Soon after that, the electronic mailboxes at Miata.net – the clearinghouse site for online Miata info – began filling up with letters claiming knowledge about the various features or design decisions being incorporated into the new MX5. Some even came with graphics and introductory text vouching for their authenticity.
These images could invariably be traced to an artist’s conception gleaned from some obscure foreign car magazine, and in every case they turned out to be unfounded. One very popular early image was sent to Miata.net in December ’96 by an anonymous Asia source accompanied by a cock-and-bull story about it having been acquired from a “Mazda insider.” A bit of magnification proved it was a hoax; someone had simply taken an M Speedster photo and electronically added a few new features. Even so, it was enough to pique lots of online interest. That’s part of the Internet’s nature; since anyone can publish, anyone can try fooling you.

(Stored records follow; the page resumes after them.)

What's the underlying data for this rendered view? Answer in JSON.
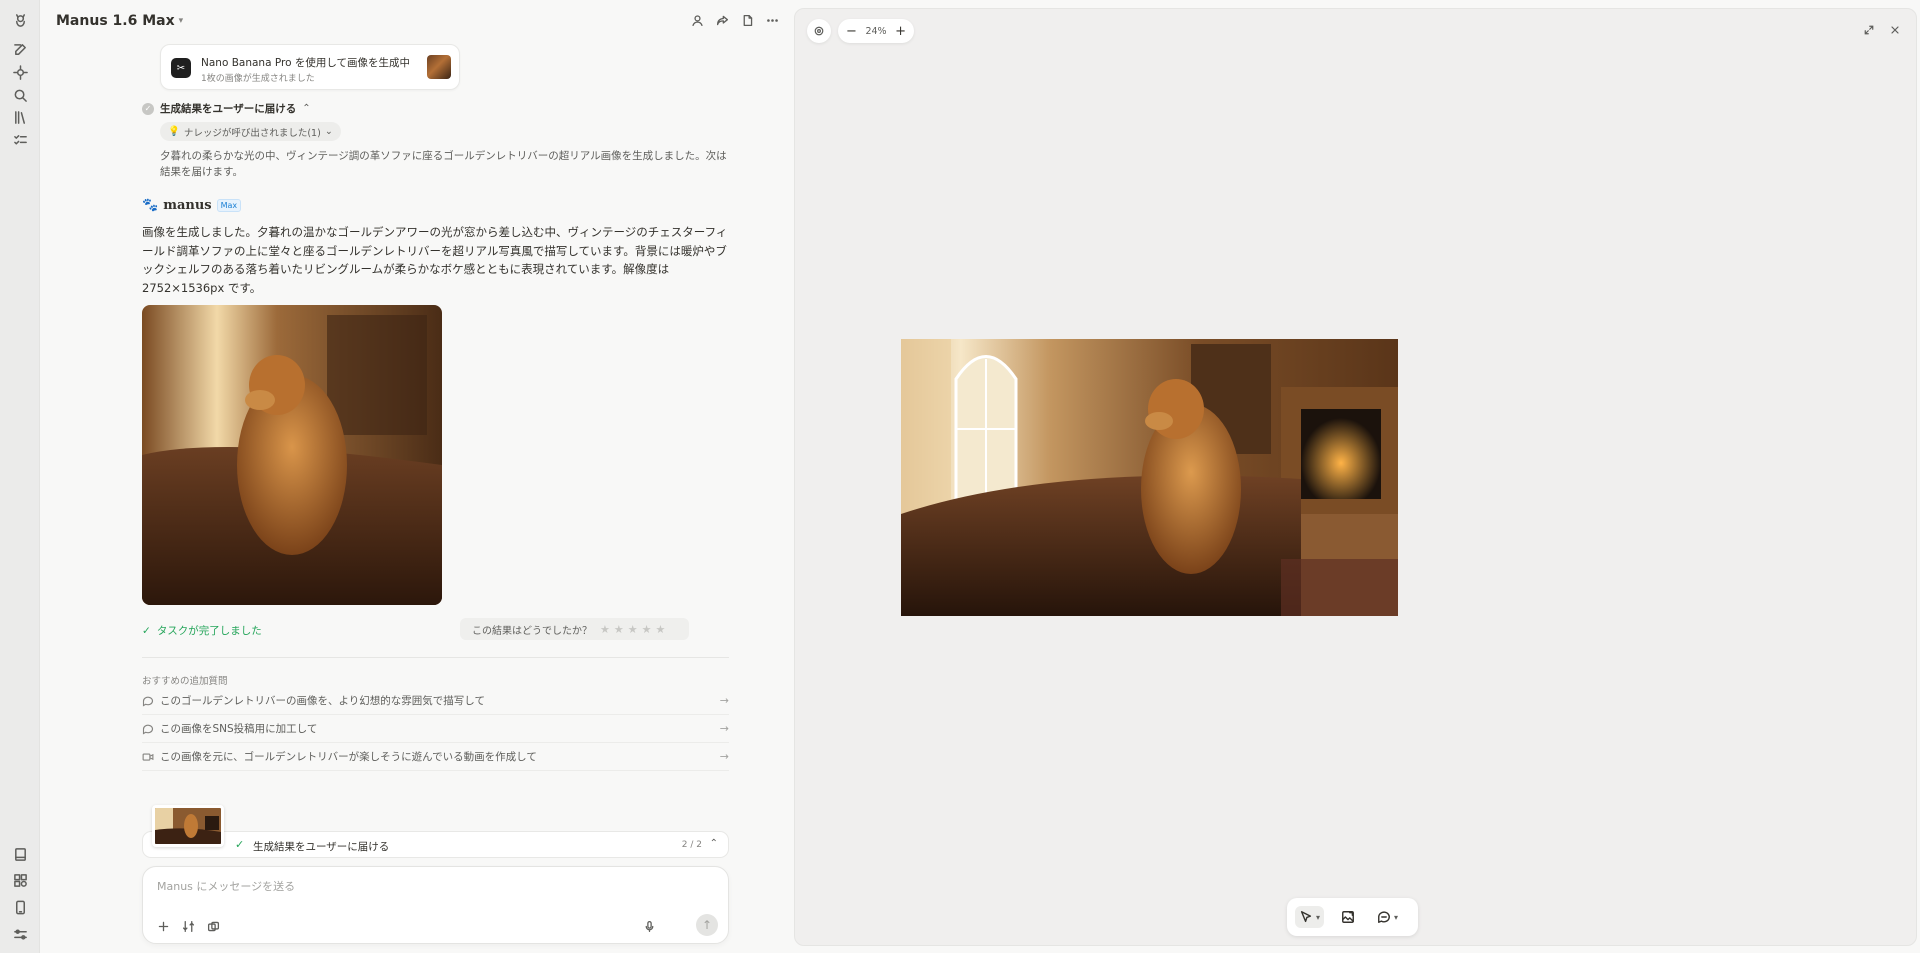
{
  "header": {
    "model": "Manus 1.6 Max",
    "icons": [
      "person-icon",
      "share-icon",
      "file-icon",
      "more-icon"
    ]
  },
  "sidebar": {
    "top_icons": [
      "manus-logo-icon",
      "new-task-icon",
      "agents-icon",
      "search-icon",
      "library-icon",
      "tasks-icon"
    ],
    "bottom_icons": [
      "book-icon",
      "apps-icon",
      "mobile-icon",
      "settings-icon"
    ]
  },
  "tool_card": {
    "title": "Nano Banana Pro を使用して画像を生成中",
    "subtitle": "1枚の画像が生成されました"
  },
  "step": {
    "label": "生成結果をユーザーに届ける",
    "knowledge": "ナレッジが呼び出されました(1)",
    "description": "夕暮れの柔らかな光の中、ヴィンテージ調の革ソファに座るゴールデンレトリバーの超リアル画像を生成しました。次は結果を届けます。"
  },
  "agent": {
    "name": "manus",
    "badge": "Max",
    "message": "画像を生成しました。夕暮れの温かなゴールデンアワーの光が窓から差し込む中、ヴィンテージのチェスターフィールド調革ソファの上に堂々と座るゴールデンレトリバーを超リアル写真風で描写しています。背景には暖炉やブックシェルフのある落ち着いたリビングルームが柔らかなボケ感とともに表現されています。解像度は 2752×1536px です。"
  },
  "status": {
    "done": "タスクが完了しました",
    "rating_prompt": "この結果はどうでしたか？",
    "stars": 5
  },
  "suggestions": {
    "heading": "おすすめの追加質問",
    "items": [
      "このゴールデンレトリバーの画像を、より幻想的な雰囲気で描写して",
      "この画像をSNS投稿用に加工して",
      "この画像を元に、ゴールデンレトリバーが楽しそうに遊んでいる動画を作成して"
    ]
  },
  "progress": {
    "label": "生成結果をユーザーに届ける",
    "count": "2 / 2"
  },
  "composer": {
    "placeholder": "Manus にメッセージを送る"
  },
  "viewer": {
    "zoom": "24%",
    "tools": [
      "select-tool",
      "edit-image-tool",
      "comment-tool"
    ]
  }
}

Eventually, as Mazda’s concept video was circulated to the company’s various regional offices and was seen by many dealers, more and more information dribbled out. With it came the inevitable worried online exchanges: Will it be an improvement? Will it make our first-generation cars look dated? Will it be another case of a carmaker caving in to its marketing department—after all, who buys a Miata because they need space for two sets of golf clubs?
The Video Gets Out
Mazda’s secret video eventually made its way to a dealership in the south-eastern US that didn’t understand its confidential nature. As a gesture to the local MCA chapter, they showed the video to some club members, and one enthusiast—eager to share the discovery with his equally enthusiastic friends on the net—asked if he could make a copy off the tape. Pointing his camera at the TV, he captured fuzzy, yet easily recognizable, footage of the new MX5!
By morning a few frames from his camera were posted on his personal web page and he had notified Miata.net where the pictures could be found. Just a few hours later, word of the leak had found its way to Mazda headquar-ters in Hiroshima, and Miata.net was immediately asked to hold off publishing the pictures.
The “perp” was also asked to remove them from his site, which he actually did. But information on the net simply can’t be controlled that way. In those few hours, some 300 hits were registered on the spy shots—enough for at least a half-dozen major car mags to find and download them for imme-diate publication. (And we thought we were the only ones who cared!)
The Real Thing
After the Great Video Debacle, it took a bit of time for the online world to regain the trust of Mazda’s PR folks, but that’s the way the informational cookie crumbles now. By the time official photos of the new MX5 were appearing on mainstream magazines’ websites, the leak was older than yesterday’s news. When rumors and real facts both travel at light speed, there’s always something newer to get excited about.